"A Duel" by Guy de Maupassant - in public domain translation
I cannot let July in Paris on The Reading Life pass without doing a post on a short story by France's master of the form, Guy de Maupassant. He is nearly universally considered one of the founders of the modern short story. He wrote some three hundred stories. De Maupassant supported himself by his writings and I am sure there was a big demand in 1883 for anything that made Germans look bad. France was still smarting from German attack on France and occupation of Paris during the Franco Prussian War (July 1870 to May 1871). Maupassant published a number of short stories in which German soldiers are depicted as boorish swaggering bullies. The brief "A Duel" is a perfect example of such a work.
We are in a train compartment during the occupation. The occupants are three Englishmen there to observe France, a Frenchman, and a German soldier. The German is depicted as a Teutonic beast, bragging to all about he killed twenty French villagers more or less for sport. The Frenchman knows at first to keep silent. The German tells him at the next train stop he is to get of and buy him some pipe tobacco. He tells the Frenchman he will give him a tip. The Frenchman leaves the train but comes back with no tobacco.
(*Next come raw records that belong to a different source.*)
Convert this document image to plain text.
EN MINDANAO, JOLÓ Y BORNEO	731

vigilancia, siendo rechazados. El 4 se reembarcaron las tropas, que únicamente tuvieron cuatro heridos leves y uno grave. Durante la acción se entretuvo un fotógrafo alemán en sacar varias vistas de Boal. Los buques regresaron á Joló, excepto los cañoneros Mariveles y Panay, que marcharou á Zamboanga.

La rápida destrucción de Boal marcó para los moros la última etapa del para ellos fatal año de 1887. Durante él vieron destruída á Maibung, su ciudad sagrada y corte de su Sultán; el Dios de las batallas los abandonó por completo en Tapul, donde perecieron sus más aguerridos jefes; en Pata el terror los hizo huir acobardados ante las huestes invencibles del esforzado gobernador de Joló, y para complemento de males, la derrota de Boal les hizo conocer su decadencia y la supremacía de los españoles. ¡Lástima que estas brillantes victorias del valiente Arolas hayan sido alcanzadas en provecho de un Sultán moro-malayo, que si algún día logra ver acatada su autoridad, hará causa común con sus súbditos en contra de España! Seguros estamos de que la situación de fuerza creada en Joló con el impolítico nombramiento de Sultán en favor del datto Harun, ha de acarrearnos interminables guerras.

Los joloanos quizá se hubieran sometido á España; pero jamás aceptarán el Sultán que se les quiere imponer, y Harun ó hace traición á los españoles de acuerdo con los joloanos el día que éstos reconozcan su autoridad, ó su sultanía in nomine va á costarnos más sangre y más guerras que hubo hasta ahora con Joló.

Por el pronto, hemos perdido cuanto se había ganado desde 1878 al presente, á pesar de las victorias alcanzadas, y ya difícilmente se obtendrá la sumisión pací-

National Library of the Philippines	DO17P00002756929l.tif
The enraged German says ok I will take your mustache and smoke that. The Frenchman has had enough and gives the German a sound thrashing. The German demands a dual at the next train stop. I won't totally reveal the ending but I bet it was very popular in Paris.
I read this in a collection of stories translated by Sandra Smith, the award winning translator of Irene Nemirovsky, The Necklace and other Stories: Maupassant for Modern Times. In her very informative introduction she tells us that most people in English now read his works in 100 year old translations and she wanted to reproduce him in contemporary English. Of course contemporary does not mean better but Smith tells us de Maupassant wrote in the idiom of contemporary France. She also talks very interestingly about literary translations. You can read "A Duel" at the link above but if you want a new selection of her works, Sandra Smith's collection would work well.
In the interest of full disclosure I was given a review copy of this book.